La collection Grand Angle de chez Bamboo rajoute une nouvelle pépite à son généreux catalogue. Portée par un Laurent Galandon particulièrement inspirée, cette dernière donne l’occasion de plonger d’une façon générale dans l’univers du 7ème art des années 20 au moment où celui-ci commence réellement à devenir une industrie à part entière et où les techniques évoluent considérablement (on s’apprête à passer du cinéma muet au cinéma parlant).

Fort de ce contexte post les frères Lumières historiquement captivant et sous le couvert d’un titre antonymique évocateur, l’on suit la destinée d’un personnage physiquement impressionnant, Célestin. Peu charismatique (du moins au départ), ce dernier œuvre sans réelle appétence dans une officine familiale et entretient une passion dévorante pour le cinéma. C’est cette dernière qui va le pousser à quitter la province pour la capitale.
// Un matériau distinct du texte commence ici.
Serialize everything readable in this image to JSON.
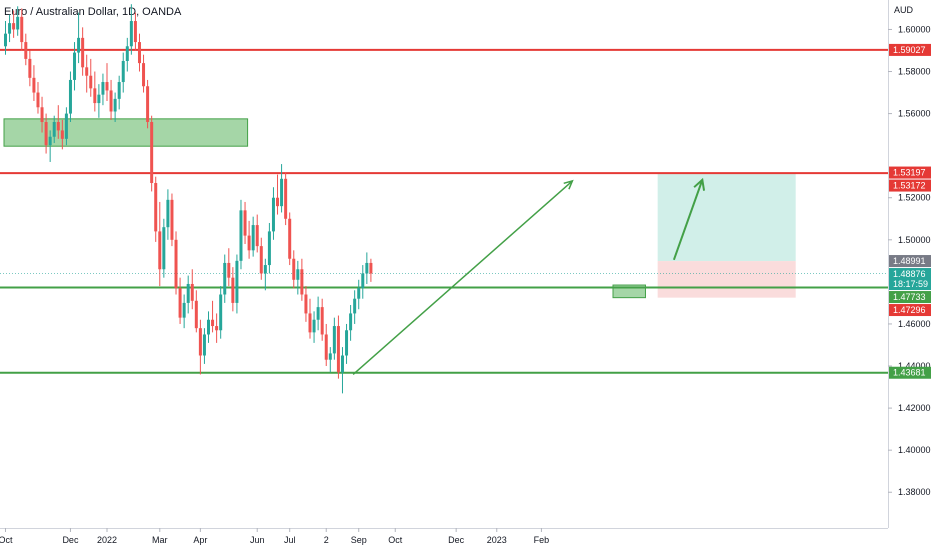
{
  "header": {
    "title": "Euro / Australian Dollar, 1D, OANDA"
  },
  "chart_data": {
    "type": "candlestick",
    "currency_label": "AUD",
    "ylim": [
      1.363,
      1.614
    ],
    "y_ticks": [
      "1.60000",
      "1.58000",
      "1.56000",
      "1.52000",
      "1.50000",
      "1.46000",
      "1.44000",
      "1.42000",
      "1.40000",
      "1.38000"
    ],
    "x_ticks": [
      "Oct",
      "Dec",
      "2022",
      "Mar",
      "Apr",
      "Jun",
      "Jul",
      "2",
      "Sep",
      "Oct",
      "Dec",
      "2023",
      "Feb"
    ],
    "x_tick_index": [
      0,
      16,
      25,
      38,
      48,
      62,
      70,
      79,
      87,
      96,
      111,
      121,
      132
    ],
    "bars_total_span": 140,
    "bull_color": "#26a69a",
    "bear_color": "#ef5350",
    "candles": [
      [
        1.592,
        1.604,
        1.588,
        1.598
      ],
      [
        1.598,
        1.607,
        1.594,
        1.603
      ],
      [
        1.603,
        1.609,
        1.596,
        1.6
      ],
      [
        1.6,
        1.611,
        1.597,
        1.606
      ],
      [
        1.606,
        1.61,
        1.59,
        1.594
      ],
      [
        1.594,
        1.598,
        1.583,
        1.586
      ],
      [
        1.586,
        1.59,
        1.573,
        1.577
      ],
      [
        1.577,
        1.583,
        1.566,
        1.57
      ],
      [
        1.57,
        1.575,
        1.56,
        1.563
      ],
      [
        1.563,
        1.568,
        1.551,
        1.556
      ],
      [
        1.556,
        1.56,
        1.541,
        1.545
      ],
      [
        1.545,
        1.552,
        1.537,
        1.549
      ],
      [
        1.549,
        1.559,
        1.546,
        1.556
      ],
      [
        1.556,
        1.564,
        1.548,
        1.552
      ],
      [
        1.552,
        1.557,
        1.543,
        1.548
      ],
      [
        1.548,
        1.563,
        1.545,
        1.56
      ],
      [
        1.56,
        1.58,
        1.556,
        1.576
      ],
      [
        1.576,
        1.594,
        1.571,
        1.589
      ],
      [
        1.589,
        1.608,
        1.584,
        1.596
      ],
      [
        1.596,
        1.601,
        1.578,
        1.582
      ],
      [
        1.582,
        1.588,
        1.57,
        1.578
      ],
      [
        1.578,
        1.586,
        1.568,
        1.572
      ],
      [
        1.572,
        1.58,
        1.561,
        1.565
      ],
      [
        1.565,
        1.574,
        1.558,
        1.569
      ],
      [
        1.569,
        1.579,
        1.564,
        1.575
      ],
      [
        1.575,
        1.584,
        1.566,
        1.571
      ],
      [
        1.571,
        1.576,
        1.557,
        1.561
      ],
      [
        1.561,
        1.57,
        1.556,
        1.567
      ],
      [
        1.567,
        1.578,
        1.562,
        1.575
      ],
      [
        1.575,
        1.589,
        1.57,
        1.585
      ],
      [
        1.585,
        1.596,
        1.58,
        1.592
      ],
      [
        1.592,
        1.612,
        1.588,
        1.604
      ],
      [
        1.604,
        1.608,
        1.59,
        1.594
      ],
      [
        1.594,
        1.598,
        1.58,
        1.584
      ],
      [
        1.584,
        1.588,
        1.57,
        1.573
      ],
      [
        1.573,
        1.576,
        1.553,
        1.556
      ],
      [
        1.556,
        1.559,
        1.523,
        1.527
      ],
      [
        1.527,
        1.53,
        1.499,
        1.504
      ],
      [
        1.504,
        1.518,
        1.478,
        1.486
      ],
      [
        1.486,
        1.51,
        1.482,
        1.506
      ],
      [
        1.506,
        1.524,
        1.5,
        1.519
      ],
      [
        1.519,
        1.522,
        1.497,
        1.5
      ],
      [
        1.5,
        1.504,
        1.474,
        1.477
      ],
      [
        1.477,
        1.482,
        1.46,
        1.463
      ],
      [
        1.463,
        1.474,
        1.458,
        1.47
      ],
      [
        1.47,
        1.483,
        1.465,
        1.479
      ],
      [
        1.479,
        1.486,
        1.467,
        1.471
      ],
      [
        1.471,
        1.476,
        1.456,
        1.458
      ],
      [
        1.458,
        1.462,
        1.436,
        1.445
      ],
      [
        1.445,
        1.458,
        1.441,
        1.455
      ],
      [
        1.455,
        1.466,
        1.451,
        1.462
      ],
      [
        1.462,
        1.471,
        1.456,
        1.459
      ],
      [
        1.459,
        1.465,
        1.451,
        1.457
      ],
      [
        1.457,
        1.478,
        1.453,
        1.474
      ],
      [
        1.474,
        1.493,
        1.47,
        1.489
      ],
      [
        1.489,
        1.496,
        1.478,
        1.482
      ],
      [
        1.482,
        1.487,
        1.466,
        1.47
      ],
      [
        1.47,
        1.493,
        1.465,
        1.49
      ],
      [
        1.49,
        1.519,
        1.486,
        1.514
      ],
      [
        1.514,
        1.518,
        1.498,
        1.502
      ],
      [
        1.502,
        1.509,
        1.491,
        1.495
      ],
      [
        1.495,
        1.511,
        1.492,
        1.507
      ],
      [
        1.507,
        1.512,
        1.494,
        1.497
      ],
      [
        1.497,
        1.501,
        1.481,
        1.484
      ],
      [
        1.484,
        1.491,
        1.476,
        1.488
      ],
      [
        1.488,
        1.508,
        1.484,
        1.504
      ],
      [
        1.504,
        1.525,
        1.5,
        1.52
      ],
      [
        1.52,
        1.531,
        1.512,
        1.516
      ],
      [
        1.516,
        1.536,
        1.513,
        1.529
      ],
      [
        1.529,
        1.532,
        1.507,
        1.51
      ],
      [
        1.51,
        1.513,
        1.488,
        1.491
      ],
      [
        1.491,
        1.495,
        1.477,
        1.481
      ],
      [
        1.481,
        1.49,
        1.474,
        1.486
      ],
      [
        1.486,
        1.491,
        1.471,
        1.474
      ],
      [
        1.474,
        1.478,
        1.461,
        1.465
      ],
      [
        1.465,
        1.472,
        1.453,
        1.456
      ],
      [
        1.456,
        1.466,
        1.451,
        1.462
      ],
      [
        1.462,
        1.473,
        1.457,
        1.468
      ],
      [
        1.468,
        1.472,
        1.452,
        1.455
      ],
      [
        1.455,
        1.46,
        1.44,
        1.443
      ],
      [
        1.443,
        1.449,
        1.437,
        1.446
      ],
      [
        1.446,
        1.463,
        1.443,
        1.459
      ],
      [
        1.459,
        1.464,
        1.434,
        1.437
      ],
      [
        1.437,
        1.449,
        1.427,
        1.445
      ],
      [
        1.445,
        1.46,
        1.441,
        1.457
      ],
      [
        1.457,
        1.469,
        1.452,
        1.465
      ],
      [
        1.465,
        1.476,
        1.46,
        1.472
      ],
      [
        1.472,
        1.481,
        1.467,
        1.477
      ],
      [
        1.477,
        1.488,
        1.472,
        1.484
      ],
      [
        1.484,
        1.494,
        1.479,
        1.489
      ],
      [
        1.489,
        1.491,
        1.48,
        1.484
      ]
    ],
    "price_levels": [
      {
        "label": "1.59027",
        "value": 1.59027,
        "color": "#e53935",
        "line": true
      },
      {
        "label": "1.53197",
        "value": 1.53197,
        "color": "#e53935",
        "line": false
      },
      {
        "label": "1.53172",
        "value": 1.53172,
        "color": "#e53935",
        "line": true
      },
      {
        "label": "1.48991",
        "value": 1.48991,
        "color": "#787b86",
        "line": false
      },
      {
        "label": "1.48876",
        "value": 1.48876,
        "color": "#26a69a",
        "line": false,
        "countdown": "18:17:59"
      },
      {
        "label": "1.47733",
        "value": 1.47733,
        "color": "#43a047",
        "line": true
      },
      {
        "label": "1.47296",
        "value": 1.47296,
        "color": "#e53935",
        "line": false
      },
      {
        "label": "1.43681",
        "value": 1.43681,
        "color": "#43a047",
        "line": true
      }
    ],
    "zones": [
      {
        "name": "support-zone-left",
        "x_index": [
          0,
          60
        ],
        "y": [
          1.5445,
          1.5575
        ],
        "color": "#a5d6a7",
        "border": "#43a047"
      },
      {
        "name": "support-zone-right",
        "x_index": [
          150,
          158
        ],
        "y": [
          1.4725,
          1.4785
        ],
        "color": "#a5d6a7",
        "border": "#43a047"
      },
      {
        "name": "target-zone",
        "x_index": [
          161,
          195
        ],
        "y": [
          1.4899,
          1.5317
        ],
        "color": "#d1efe9",
        "border": "none"
      },
      {
        "name": "stop-zone",
        "x_index": [
          161,
          195
        ],
        "y": [
          1.4725,
          1.4899
        ],
        "color": "#fadcdc",
        "border": "none"
      }
    ],
    "trendline": {
      "from": [
        86,
        1.436
      ],
      "to": [
        140,
        1.528
      ],
      "color": "#43a047"
    },
    "projection_arrow": {
      "from": [
        165,
        1.4905
      ],
      "to": [
        172,
        1.5285
      ],
      "color": "#43a047"
    }
  }
}
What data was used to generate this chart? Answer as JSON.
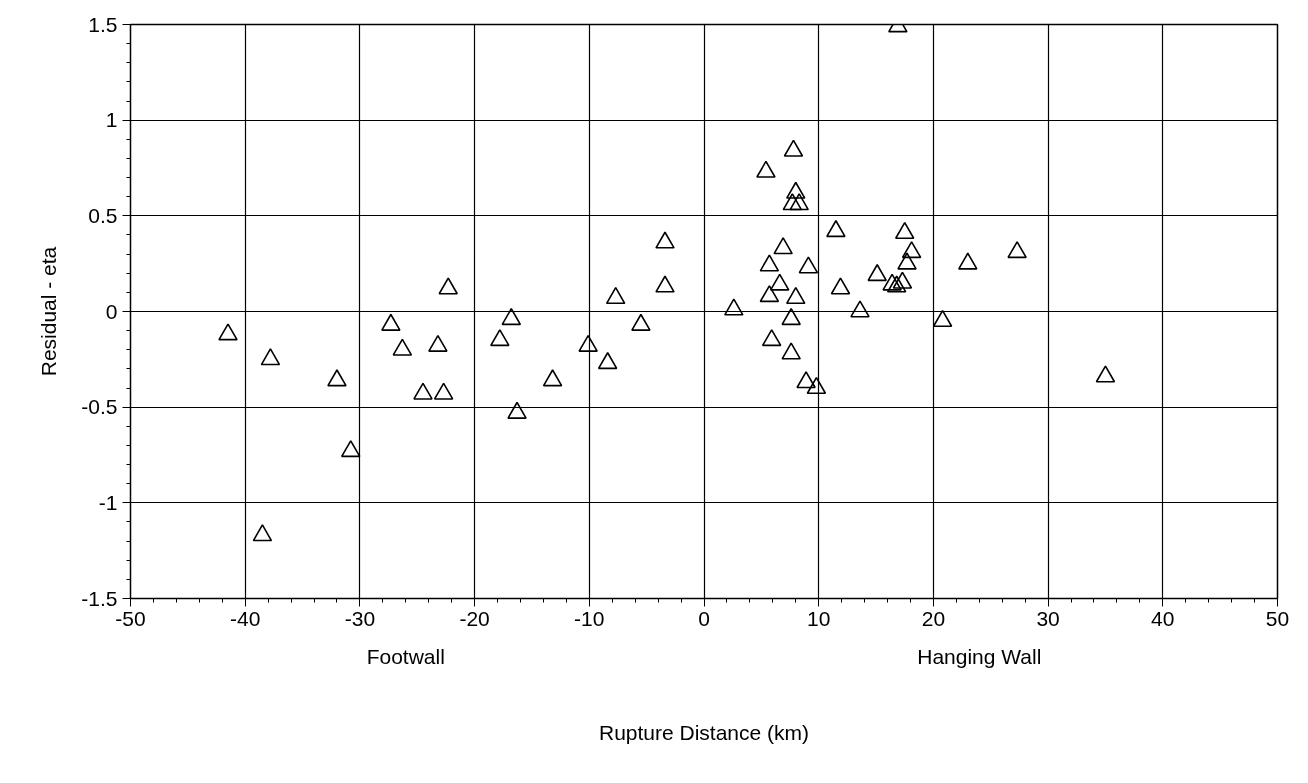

De fait, à l’image d’un « schpountz », on le suit dans son cheminement enflammé qui va être l’occasion de retrouver des pairs et de nouvelles complicités et qui vont l’inciter indirectement à faire le grand pas.

Il ne fait aucun doute que cette histoire qui se décline en deux volumes commence sous de bons auspices par le fait que, sous des accents pleins d’humanité et de délicatesse, Laurent Galandon emploie le ton qui va bien pour attendrir le lecteur. Entre le choix assurément judicieux des personnages principaux et leurs particularités physiques, leur relationnel souvent plein de prévenance, la ferveur ambiante et la petite intrigue qui s’installe dans le parcours de Célestin, le récit se démoule simplement et sympathiquement comme un rêve qui semble devenir réalité.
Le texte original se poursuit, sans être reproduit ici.